Closed barbeau closed 8 years ago

barbeau commented 8 years ago

And cleanup:

@philipmw Please take a look.

barbeau commented 8 years ago

@philipmw I just force-pushed a new commit into this PR. I was originally throwing SpeechletExceptions, but just changed to throwing IOExceptions, as I think that's a better representation of what's actually happening when the response codes aren't OK. It's not quite as clean code-wise as throwing SpeechletExceptions, though - more try/catches are necessary. Please take a look and let me know what you think.

philipmw commented 8 years ago

Thanks - actually I was going to comment that I was not a fan of throwing SpeechletException from Oba*Client. IOException is a better choice.

I am not sure that IOException should be a checked exception, nor that we should catch it. Too much pollution with error handling for a condition that we cannot really handle. If we do not catch it, do we get a stack trace anyway?

(Typed on phone thru awesome CodeHub app.)

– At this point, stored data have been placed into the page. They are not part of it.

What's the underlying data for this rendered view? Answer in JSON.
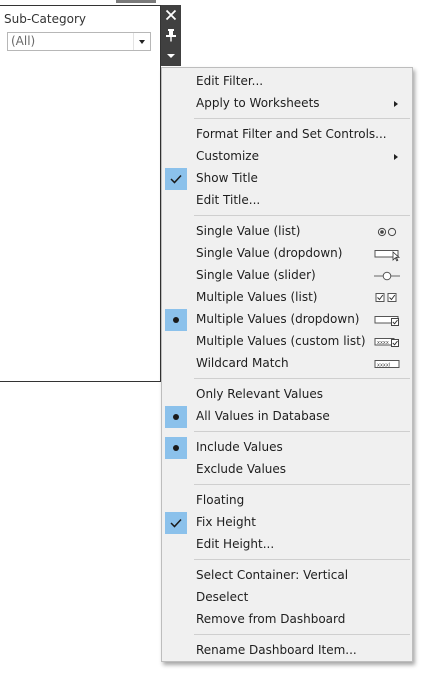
{
  "filter": {
    "title": "Sub-Category",
    "value": "(All)"
  },
  "toolbar": {
    "close_icon": "close-icon",
    "pin_icon": "pin-icon",
    "more_icon": "chevron-down-icon"
  },
  "menu": {
    "edit_filter": "Edit Filter...",
    "apply_to_worksheets": "Apply to Worksheets",
    "format_filter": "Format Filter and Set Controls...",
    "customize": "Customize",
    "show_title": "Show Title",
    "edit_title": "Edit Title...",
    "single_value_list": "Single Value (list)",
    "single_value_dropdown": "Single Value (dropdown)",
    "single_value_slider": "Single Value (slider)",
    "multiple_values_list": "Multiple Values (list)",
    "multiple_values_dropdown": "Multiple Values (dropdown)",
    "multiple_values_custom": "Multiple Values (custom list)",
    "wildcard_match": "Wildcard Match",
    "only_relevant": "Only Relevant Values",
    "all_values": "All Values in Database",
    "include_values": "Include Values",
    "exclude_values": "Exclude Values",
    "floating": "Floating",
    "fix_height": "Fix Height",
    "edit_height": "Edit Height...",
    "select_container": "Select Container: Vertical",
    "deselect": "Deselect",
    "remove": "Remove from Dashboard",
    "rename": "Rename Dashboard Item..."
  },
  "colors": {
    "selected_mark_bg": "#8bc1eb",
    "menu_bg": "#f0f0f0",
    "toolbar_bg": "#404040"
  }
}
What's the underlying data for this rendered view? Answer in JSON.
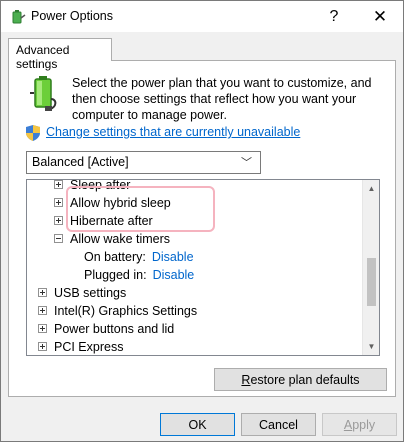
{
  "window": {
    "title": "Power Options",
    "help_glyph": "?",
    "close_glyph": "✕"
  },
  "tab": {
    "label": "Advanced settings"
  },
  "intro": {
    "text": "Select the power plan that you want to customize, and then choose settings that reflect how you want your computer to manage power."
  },
  "change_link": {
    "label": "Change settings that are currently unavailable"
  },
  "plan_select": {
    "value": "Balanced [Active]",
    "chevron": "﹀"
  },
  "tree": {
    "items": [
      {
        "label": "Sleep after",
        "expander": "plus"
      },
      {
        "label": "Allow hybrid sleep",
        "expander": "plus"
      },
      {
        "label": "Hibernate after",
        "expander": "plus"
      },
      {
        "label": "Allow wake timers",
        "expander": "minus"
      },
      {
        "label": "On battery:",
        "value": "Disable"
      },
      {
        "label": "Plugged in:",
        "value": "Disable"
      },
      {
        "label": "USB settings",
        "expander": "plus"
      },
      {
        "label": "Intel(R) Graphics Settings",
        "expander": "plus"
      },
      {
        "label": "Power buttons and lid",
        "expander": "plus"
      },
      {
        "label": "PCI Express",
        "expander": "plus"
      }
    ]
  },
  "restore_button": {
    "mnemonic": "R",
    "rest": "estore plan defaults"
  },
  "footer": {
    "ok": "OK",
    "cancel": "Cancel",
    "apply_mnemonic": "A",
    "apply_rest": "pply"
  },
  "icons": {
    "title": "power-options-icon",
    "battery": "battery-plug-icon",
    "shield": "uac-shield-icon"
  }
}
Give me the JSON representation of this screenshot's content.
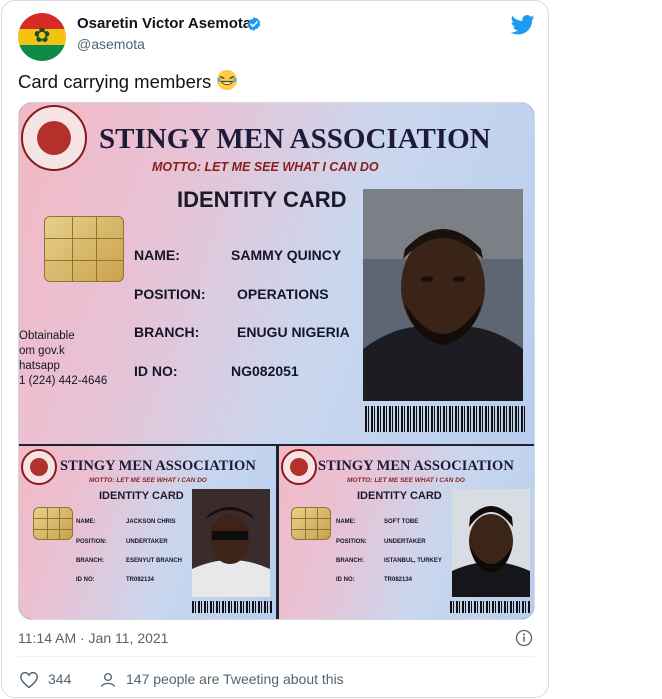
{
  "author": {
    "name": "Osaretin Victor Asemota",
    "handle": "@asemota",
    "avatar_icon": "ghana-flag-leaf-avatar",
    "verified_icon": "verified-badge-icon"
  },
  "tweet": {
    "text": "Card carrying members",
    "emoji": "😂",
    "timestamp": "11:14 AM · Jan 11, 2021"
  },
  "engagement": {
    "likes": "344",
    "discussion": "147 people are Tweeting about this"
  },
  "media": {
    "big_card": {
      "association": "STINGY MEN ASSOCIATION",
      "motto": "MOTTO: LET ME SEE WHAT I CAN DO",
      "card_title": "IDENTITY CARD",
      "fields": [
        {
          "label": "NAME:",
          "value": "SAMMY QUINCY"
        },
        {
          "label": "POSITION:",
          "value": "OPERATIONS"
        },
        {
          "label": "BRANCH:",
          "value": "ENUGU NIGERIA"
        },
        {
          "label": "ID NO:",
          "value": "NG082051"
        }
      ],
      "side_text": [
        "Obtainable",
        "om gov.k",
        "hatsapp",
        "1 (224) 442-4646"
      ]
    },
    "small_cards": [
      {
        "association": "STINGY MEN ASSOCIATION",
        "motto": "MOTTO: LET ME SEE WHAT I CAN DO",
        "card_title": "IDENTITY CARD",
        "fields": [
          {
            "label": "NAME:",
            "value": "JACKSON CHRIS"
          },
          {
            "label": "POSITION:",
            "value": "UNDERTAKER"
          },
          {
            "label": "BRANCH:",
            "value": "ESENYUT BRANCH"
          },
          {
            "label": "ID NO:",
            "value": "TR082134"
          }
        ]
      },
      {
        "association": "STINGY MEN ASSOCIATION",
        "motto": "MOTTO: LET ME SEE WHAT I CAN DO",
        "card_title": "IDENTITY CARD",
        "fields": [
          {
            "label": "NAME:",
            "value": "SOFT TOBE"
          },
          {
            "label": "POSITION:",
            "value": "UNDERTAKER"
          },
          {
            "label": "BRANCH:",
            "value": "ISTANBUL, TURKEY"
          },
          {
            "label": "ID NO:",
            "value": "TR082134"
          }
        ]
      }
    ]
  },
  "colors": {
    "text_primary": "#0f1419",
    "text_secondary": "#536471",
    "twitter_blue": "#1d9bf0",
    "border": "#cfd9de"
  }
}
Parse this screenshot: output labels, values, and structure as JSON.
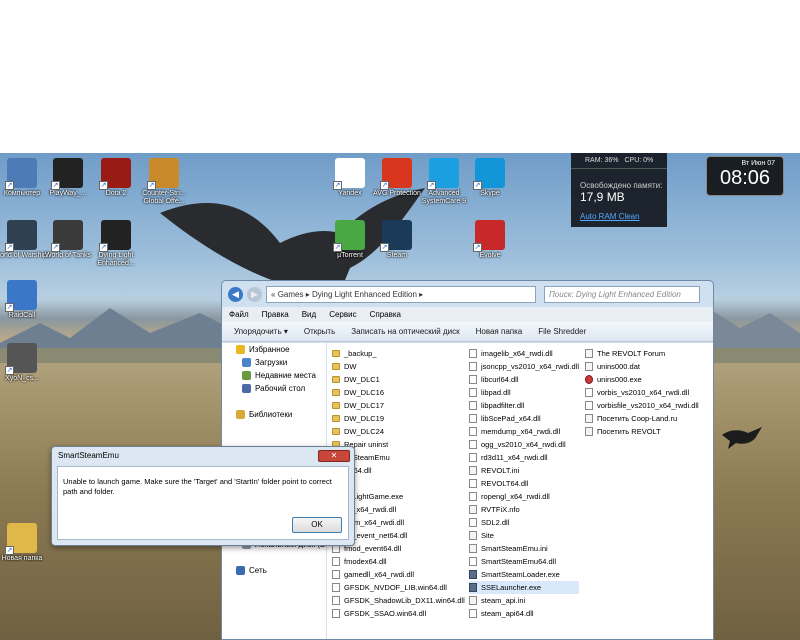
{
  "desktop_icons": [
    {
      "label": "Компьютер",
      "color": "#4d7bb8",
      "glyph": "computer-icon"
    },
    {
      "label": "PlayWay_...",
      "color": "#222222",
      "glyph": "pw-icon"
    },
    {
      "label": "Dota 2",
      "color": "#9a1a14",
      "glyph": "dota-icon"
    },
    {
      "label": "Counter-Stri... Global Offe...",
      "color": "#c88a2a",
      "glyph": "csgo-icon"
    },
    {
      "label": "World of Warships",
      "color": "#2f4050",
      "glyph": "warships-icon"
    },
    {
      "label": "World of Tanks",
      "color": "#3a3a3a",
      "glyph": "tanks-icon"
    },
    {
      "label": "Dying Light Enhanced...",
      "color": "#222222",
      "glyph": "dying-light-icon"
    },
    {
      "label": "RaidCall",
      "color": "#3b77c9",
      "glyph": "raidcall-icon"
    },
    {
      "label": "XyoN_cs...",
      "color": "#555555",
      "glyph": "xyon-icon"
    },
    {
      "label": "Новая папка",
      "color": "#e0b84a",
      "glyph": "folder-icon"
    },
    {
      "label": "Yandex",
      "color": "#ffffff",
      "glyph": "yandex-icon"
    },
    {
      "label": "AVG Protection",
      "color": "#d8361f",
      "glyph": "avg-icon"
    },
    {
      "label": "Advanced SystemCare 9",
      "color": "#1aa0e0",
      "glyph": "asc-icon"
    },
    {
      "label": "Skype",
      "color": "#1296d8",
      "glyph": "skype-icon"
    },
    {
      "label": "µTorrent",
      "color": "#4aa844",
      "glyph": "utorrent-icon"
    },
    {
      "label": "Steam",
      "color": "#1b3a5a",
      "glyph": "steam-icon"
    },
    {
      "label": "Evolve",
      "color": "#c8282a",
      "glyph": "evolve-icon"
    }
  ],
  "ram_widget": {
    "ram": "RAM: 36%",
    "cpu": "CPU: 0%",
    "freed_label": "Освобождено памяти:",
    "freed_value": "17,9 MB",
    "link": "Auto RAM Clean"
  },
  "clock": {
    "date": "Вт Июн 07",
    "time": "08:06"
  },
  "explorer": {
    "path_root": "«",
    "path": [
      "Games",
      "Dying Light Enhanced Edition"
    ],
    "search_placeholder": "Поиск: Dying Light Enhanced Edition",
    "menu": [
      "Файл",
      "Правка",
      "Вид",
      "Сервис",
      "Справка"
    ],
    "toolbar": [
      "Упорядочить ▾",
      "Открыть",
      "Записать на оптический диск",
      "Новая папка",
      "File Shredder"
    ],
    "nav_items": [
      {
        "label": "Избранное",
        "color": "#e8b820"
      },
      {
        "label": "Загрузки",
        "color": "#4a86c8"
      },
      {
        "label": "Недавние места",
        "color": "#6a9a40"
      },
      {
        "label": "Рабочий стол",
        "color": "#4a6aa8"
      },
      {
        "label": "",
        "color": "transparent"
      },
      {
        "label": "Библиотеки",
        "color": "#d8a838"
      },
      {
        "label": "",
        "color": "transparent"
      },
      {
        "label": "",
        "color": "transparent"
      },
      {
        "label": "",
        "color": "transparent"
      },
      {
        "label": "",
        "color": "transparent"
      },
      {
        "label": "",
        "color": "transparent"
      },
      {
        "label": "",
        "color": "transparent"
      },
      {
        "label": "",
        "color": "transparent"
      },
      {
        "label": "",
        "color": "transparent"
      },
      {
        "label": "Локальный диск (C",
        "color": "#8a9aa8"
      },
      {
        "label": "Локальный диск (D",
        "color": "#8a9aa8"
      },
      {
        "label": "",
        "color": "transparent"
      },
      {
        "label": "Сеть",
        "color": "#3a6ab0"
      }
    ],
    "columns": [
      [
        {
          "name": "_backup_",
          "type": "folder"
        },
        {
          "name": "DW",
          "type": "folder"
        },
        {
          "name": "DW_DLC1",
          "type": "folder"
        },
        {
          "name": "DW_DLC16",
          "type": "folder"
        },
        {
          "name": "DW_DLC17",
          "type": "folder"
        },
        {
          "name": "DW_DLC19",
          "type": "folder"
        },
        {
          "name": "DW_DLC24",
          "type": "folder"
        },
        {
          "name": "Repair uninst",
          "type": "folder"
        },
        {
          "name": "artSteamEmu",
          "type": "folder"
        },
        {
          "name": "2w64.dll",
          "type": "dll"
        },
        {
          "name": "dll",
          "type": "dll"
        },
        {
          "name": "ngLightGame.exe",
          "type": "exe"
        },
        {
          "name": "ne_x64_rwdi.dll",
          "type": "dll"
        },
        {
          "name": "stem_x64_rwdi.dll",
          "type": "dll"
        },
        {
          "name": "od_event_net64.dll",
          "type": "dll"
        },
        {
          "name": "fmod_event64.dll",
          "type": "dll"
        },
        {
          "name": "fmodex64.dll",
          "type": "dll"
        },
        {
          "name": "gamedll_x64_rwdi.dll",
          "type": "dll"
        },
        {
          "name": "GFSDK_NVDOF_LIB.win64.dll",
          "type": "dll"
        },
        {
          "name": "GFSDK_ShadowLib_DX11.win64.dll",
          "type": "dll"
        },
        {
          "name": "GFSDK_SSAO.win64.dll",
          "type": "dll"
        }
      ],
      [
        {
          "name": "imagelib_x64_rwdi.dll",
          "type": "dll"
        },
        {
          "name": "jsoncpp_vs2010_x64_rwdi.dll",
          "type": "dll"
        },
        {
          "name": "libcurl64.dll",
          "type": "dll"
        },
        {
          "name": "libpad.dll",
          "type": "dll"
        },
        {
          "name": "libpadfilter.dll",
          "type": "dll"
        },
        {
          "name": "libScePad_x64.dll",
          "type": "dll"
        },
        {
          "name": "memdump_x64_rwdi.dll",
          "type": "dll"
        },
        {
          "name": "ogg_vs2010_x64_rwdi.dll",
          "type": "dll"
        },
        {
          "name": "rd3d11_x64_rwdi.dll",
          "type": "dll"
        },
        {
          "name": "REVOLT.ini",
          "type": "dat"
        },
        {
          "name": "REVOLT64.dll",
          "type": "dll"
        },
        {
          "name": "ropengl_x64_rwdi.dll",
          "type": "dll"
        },
        {
          "name": "RVTFiX.nfo",
          "type": "dat"
        },
        {
          "name": "SDL2.dll",
          "type": "dll"
        },
        {
          "name": "Site",
          "type": "dat"
        },
        {
          "name": "SmartSteamEmu.ini",
          "type": "dat"
        },
        {
          "name": "SmartSteamEmu64.dll",
          "type": "dll"
        },
        {
          "name": "SmartSteamLoader.exe",
          "type": "exe"
        },
        {
          "name": "SSELauncher.exe",
          "type": "exe",
          "selected": true
        },
        {
          "name": "steam_api.ini",
          "type": "dat"
        },
        {
          "name": "steam_api64.dll",
          "type": "dll"
        }
      ],
      [
        {
          "name": "The REVOLT Forum",
          "type": "dat"
        },
        {
          "name": "unins000.dat",
          "type": "dat"
        },
        {
          "name": "unins000.exe",
          "type": "red"
        },
        {
          "name": "vorbis_vs2010_x64_rwdi.dll",
          "type": "dll"
        },
        {
          "name": "vorbisfile_vs2010_x64_rwdi.dll",
          "type": "dll"
        },
        {
          "name": "Посетить Coop-Land.ru",
          "type": "dat"
        },
        {
          "name": "Посетить REVOLT",
          "type": "dat"
        }
      ]
    ]
  },
  "dialog": {
    "title": "SmartSteamEmu",
    "close": "✕",
    "message": "Unable to launch game. Make sure the 'Target' and 'StartIn' folder point to correct path and folder.",
    "ok": "OK"
  }
}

((I typed that ad myself.))

barbeau commented 8 years ago

I debated the same thing, and went back and forth. My two cents - I think we ultimately do benefit from catching the IOException, for two reasons:

  1. It forces us, and future developers to recognize and think about what happens on network failures - the oba-client-library project abstracts the actual REST API calls, so I think it's good to remind us, and future devs, what portions of the code are actually triggering network communication.
  2. Cleaner UX - If we handle IOExceptions, we have a gentler UX on failures. Instead of hard failing out of the OBA skill with the generic "There was a problem with the requests skills response," we can re-ask the question that resulted in the network failure. This helps UX when there are intermittent failures. However, if the API is down for an extended period of time, we'd currently be stuck in an infinite loop, re-asking the same question. Perhaps we should have a session failure counter to bail out to a gentle "things aren't working" message after X number of failures.